I notice you've done zero research and only cast aspersions on everything I've done. I've been clear when it's a model and what are the parameters of the model. All you've provided a snarky comments.

yes, actually I cost myself closer to $50 with a time of spent here but I just have a hard time dealing with dark green fan boys who don't question the ideology and use models that can be examined and critically examined by others. I suggest becoming good at math and critical thinking because then you'll find out the green ideology is full of holes

aym

These comments against public transportation don't make any sense at all. There are 10.7 billion rides that prove it. In these times of economic stress, ridership is going up, not down. If personal transportation was more cost effective overall, public transport increases wouldn't be happening in trying times. 10.7 billion extra car rides in the US would cause even more massive delays requiring huge amounts of cost and the increased requirements of public money for infrastructure. Having cars are not free.

Public transportation is a business like any other. They do not support low routes if at all possible so these artificial support numbers are nonsense. I've never been on a subway or bus or rt which had these low numbers. At all. Never.

A suburban to suburban scenario, with low interconnect times is also artificial in the extreme. These uban islands which have distributed services and jobs create a situation where cars almost become a necesary item. But this is a recent phenomenon and not necessarily a norm. New york city suburbs grew with the extension of the lines along the subway lines, creating their own sustainable routes. These suburban public transports run mostly at the times you expect them to run. Rush hours. You take a risk if you require the service at other times. But it is a typical opportunity cost decision, whether the occasional need weighs against the cost of buying and maintaining a vehicle. No one made anyone move to a suburban no man's land that requires a car just to buy a jug of milk.
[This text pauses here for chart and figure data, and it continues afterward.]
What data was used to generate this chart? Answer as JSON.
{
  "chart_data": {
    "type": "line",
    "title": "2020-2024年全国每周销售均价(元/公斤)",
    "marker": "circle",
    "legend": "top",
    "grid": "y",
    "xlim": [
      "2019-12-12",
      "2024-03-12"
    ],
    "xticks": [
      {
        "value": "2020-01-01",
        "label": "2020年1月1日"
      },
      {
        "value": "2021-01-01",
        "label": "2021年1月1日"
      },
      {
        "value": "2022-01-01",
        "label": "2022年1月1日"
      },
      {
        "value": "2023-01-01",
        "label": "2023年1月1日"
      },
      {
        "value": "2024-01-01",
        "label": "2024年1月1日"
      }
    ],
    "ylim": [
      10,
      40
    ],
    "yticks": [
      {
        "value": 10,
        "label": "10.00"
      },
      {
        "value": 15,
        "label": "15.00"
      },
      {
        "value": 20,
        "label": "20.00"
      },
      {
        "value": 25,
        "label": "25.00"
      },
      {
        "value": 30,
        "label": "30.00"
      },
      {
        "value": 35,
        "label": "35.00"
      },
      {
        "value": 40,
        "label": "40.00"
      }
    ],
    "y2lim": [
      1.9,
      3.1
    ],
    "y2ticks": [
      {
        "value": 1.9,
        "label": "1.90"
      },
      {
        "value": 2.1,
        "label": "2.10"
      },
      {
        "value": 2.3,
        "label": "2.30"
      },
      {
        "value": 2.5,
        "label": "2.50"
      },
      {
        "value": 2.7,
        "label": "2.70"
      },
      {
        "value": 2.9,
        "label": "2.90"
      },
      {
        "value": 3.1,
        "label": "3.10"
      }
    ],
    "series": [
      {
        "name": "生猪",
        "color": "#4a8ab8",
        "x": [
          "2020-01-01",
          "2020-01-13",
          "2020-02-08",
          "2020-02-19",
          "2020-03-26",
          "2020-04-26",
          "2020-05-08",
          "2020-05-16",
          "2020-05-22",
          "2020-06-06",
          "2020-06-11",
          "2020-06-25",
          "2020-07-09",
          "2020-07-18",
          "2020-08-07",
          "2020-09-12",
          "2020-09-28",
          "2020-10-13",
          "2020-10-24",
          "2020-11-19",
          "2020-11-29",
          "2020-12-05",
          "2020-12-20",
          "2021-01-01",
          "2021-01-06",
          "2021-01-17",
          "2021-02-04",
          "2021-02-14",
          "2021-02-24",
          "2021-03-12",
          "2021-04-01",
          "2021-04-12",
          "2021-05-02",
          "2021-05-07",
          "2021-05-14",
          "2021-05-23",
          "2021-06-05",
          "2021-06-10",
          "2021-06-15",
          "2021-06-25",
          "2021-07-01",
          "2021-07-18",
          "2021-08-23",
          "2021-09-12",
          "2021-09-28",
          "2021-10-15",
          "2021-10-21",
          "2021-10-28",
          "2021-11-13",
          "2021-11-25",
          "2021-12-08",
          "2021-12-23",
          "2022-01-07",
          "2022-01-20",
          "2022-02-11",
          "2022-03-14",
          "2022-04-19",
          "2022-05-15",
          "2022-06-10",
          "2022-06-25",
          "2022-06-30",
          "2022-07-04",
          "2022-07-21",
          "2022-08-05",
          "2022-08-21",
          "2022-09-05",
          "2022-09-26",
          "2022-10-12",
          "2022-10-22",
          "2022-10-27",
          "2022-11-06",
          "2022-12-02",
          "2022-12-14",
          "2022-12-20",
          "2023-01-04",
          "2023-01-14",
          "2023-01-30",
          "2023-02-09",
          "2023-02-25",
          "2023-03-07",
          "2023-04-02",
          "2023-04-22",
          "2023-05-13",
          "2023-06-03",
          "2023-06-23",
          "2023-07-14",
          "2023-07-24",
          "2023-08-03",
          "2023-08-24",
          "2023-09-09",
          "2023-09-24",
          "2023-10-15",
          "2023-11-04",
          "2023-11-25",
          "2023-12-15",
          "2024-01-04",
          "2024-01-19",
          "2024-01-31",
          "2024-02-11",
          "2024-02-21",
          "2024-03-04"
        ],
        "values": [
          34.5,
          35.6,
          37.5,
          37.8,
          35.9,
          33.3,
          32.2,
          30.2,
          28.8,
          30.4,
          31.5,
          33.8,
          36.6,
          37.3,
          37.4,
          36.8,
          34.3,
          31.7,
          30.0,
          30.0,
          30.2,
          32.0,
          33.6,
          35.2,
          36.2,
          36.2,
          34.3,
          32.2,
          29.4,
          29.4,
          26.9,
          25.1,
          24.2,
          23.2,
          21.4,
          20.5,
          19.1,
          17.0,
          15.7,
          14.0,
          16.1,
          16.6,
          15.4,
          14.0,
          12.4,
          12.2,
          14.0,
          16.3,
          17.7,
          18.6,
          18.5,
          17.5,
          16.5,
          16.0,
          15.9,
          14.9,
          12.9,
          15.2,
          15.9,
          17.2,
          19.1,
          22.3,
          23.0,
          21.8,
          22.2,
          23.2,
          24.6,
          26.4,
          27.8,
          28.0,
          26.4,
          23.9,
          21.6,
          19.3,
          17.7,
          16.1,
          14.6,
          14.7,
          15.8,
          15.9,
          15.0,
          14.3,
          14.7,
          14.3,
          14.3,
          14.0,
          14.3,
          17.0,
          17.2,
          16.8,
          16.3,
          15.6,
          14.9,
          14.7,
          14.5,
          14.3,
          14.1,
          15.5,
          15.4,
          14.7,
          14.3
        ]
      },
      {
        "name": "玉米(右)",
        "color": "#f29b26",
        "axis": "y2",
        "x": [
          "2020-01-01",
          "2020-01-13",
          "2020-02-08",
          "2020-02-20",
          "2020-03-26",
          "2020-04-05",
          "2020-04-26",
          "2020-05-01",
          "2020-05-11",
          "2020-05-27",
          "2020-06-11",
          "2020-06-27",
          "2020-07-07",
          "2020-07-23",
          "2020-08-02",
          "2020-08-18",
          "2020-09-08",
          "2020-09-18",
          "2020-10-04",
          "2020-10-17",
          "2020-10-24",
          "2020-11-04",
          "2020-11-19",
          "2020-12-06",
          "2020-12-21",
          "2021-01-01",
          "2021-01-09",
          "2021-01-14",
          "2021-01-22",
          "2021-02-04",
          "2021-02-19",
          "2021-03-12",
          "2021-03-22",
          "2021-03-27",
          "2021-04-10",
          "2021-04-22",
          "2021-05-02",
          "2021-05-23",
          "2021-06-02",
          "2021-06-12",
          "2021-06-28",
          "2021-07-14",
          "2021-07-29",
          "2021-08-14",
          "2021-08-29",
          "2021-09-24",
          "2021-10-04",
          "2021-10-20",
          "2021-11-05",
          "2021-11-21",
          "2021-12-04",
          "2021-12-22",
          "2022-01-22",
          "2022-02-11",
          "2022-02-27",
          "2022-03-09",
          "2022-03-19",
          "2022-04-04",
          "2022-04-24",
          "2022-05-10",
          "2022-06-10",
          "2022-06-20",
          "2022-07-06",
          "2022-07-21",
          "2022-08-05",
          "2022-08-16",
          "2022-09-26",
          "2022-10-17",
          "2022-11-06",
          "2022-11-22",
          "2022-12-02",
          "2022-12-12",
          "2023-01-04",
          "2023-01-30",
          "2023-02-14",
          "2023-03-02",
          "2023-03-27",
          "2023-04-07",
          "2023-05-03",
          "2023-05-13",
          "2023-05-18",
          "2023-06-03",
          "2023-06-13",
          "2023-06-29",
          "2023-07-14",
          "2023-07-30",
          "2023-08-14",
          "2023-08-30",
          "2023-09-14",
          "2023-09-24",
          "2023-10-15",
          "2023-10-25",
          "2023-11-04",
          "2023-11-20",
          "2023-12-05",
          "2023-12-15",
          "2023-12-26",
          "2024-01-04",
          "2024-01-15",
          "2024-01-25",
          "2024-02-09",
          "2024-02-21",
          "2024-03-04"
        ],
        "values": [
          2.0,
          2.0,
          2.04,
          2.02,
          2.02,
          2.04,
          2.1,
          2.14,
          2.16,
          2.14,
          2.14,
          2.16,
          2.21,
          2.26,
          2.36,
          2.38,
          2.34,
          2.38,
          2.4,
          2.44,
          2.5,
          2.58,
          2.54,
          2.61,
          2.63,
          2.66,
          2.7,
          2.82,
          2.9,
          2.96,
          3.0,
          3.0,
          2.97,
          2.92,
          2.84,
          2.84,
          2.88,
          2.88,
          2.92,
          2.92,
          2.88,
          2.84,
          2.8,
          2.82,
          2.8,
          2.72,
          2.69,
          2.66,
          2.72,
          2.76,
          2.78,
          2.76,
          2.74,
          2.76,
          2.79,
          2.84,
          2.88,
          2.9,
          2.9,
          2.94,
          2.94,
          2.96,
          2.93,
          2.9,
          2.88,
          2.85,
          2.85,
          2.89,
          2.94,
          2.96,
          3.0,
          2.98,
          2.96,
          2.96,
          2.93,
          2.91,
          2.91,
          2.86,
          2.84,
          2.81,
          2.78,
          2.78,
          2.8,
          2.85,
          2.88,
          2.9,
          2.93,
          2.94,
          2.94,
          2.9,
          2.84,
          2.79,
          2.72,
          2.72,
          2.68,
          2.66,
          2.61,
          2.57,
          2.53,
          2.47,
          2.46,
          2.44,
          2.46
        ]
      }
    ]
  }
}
This use of fear for public transportation is fear mongering at its worst. Wallets being stolen, whatever. In NY, Bloomburg has always taken the subway. You don't think he can't afford better?

People say their time is worth x amount of dollars? People waste huge amounts of time doing whatever they want and most of it is unproductive.

Personal transportation and todays horrible urban developement was subsidized by short sighted planning and cheap fuel creating infrastructure that really doesn't work.

It's great news that these public transportation systems which have been developed for areas that can support them, exist and were kept up against the vociferous BS claims of their detractors so that they can save society as a whole money in these trying times.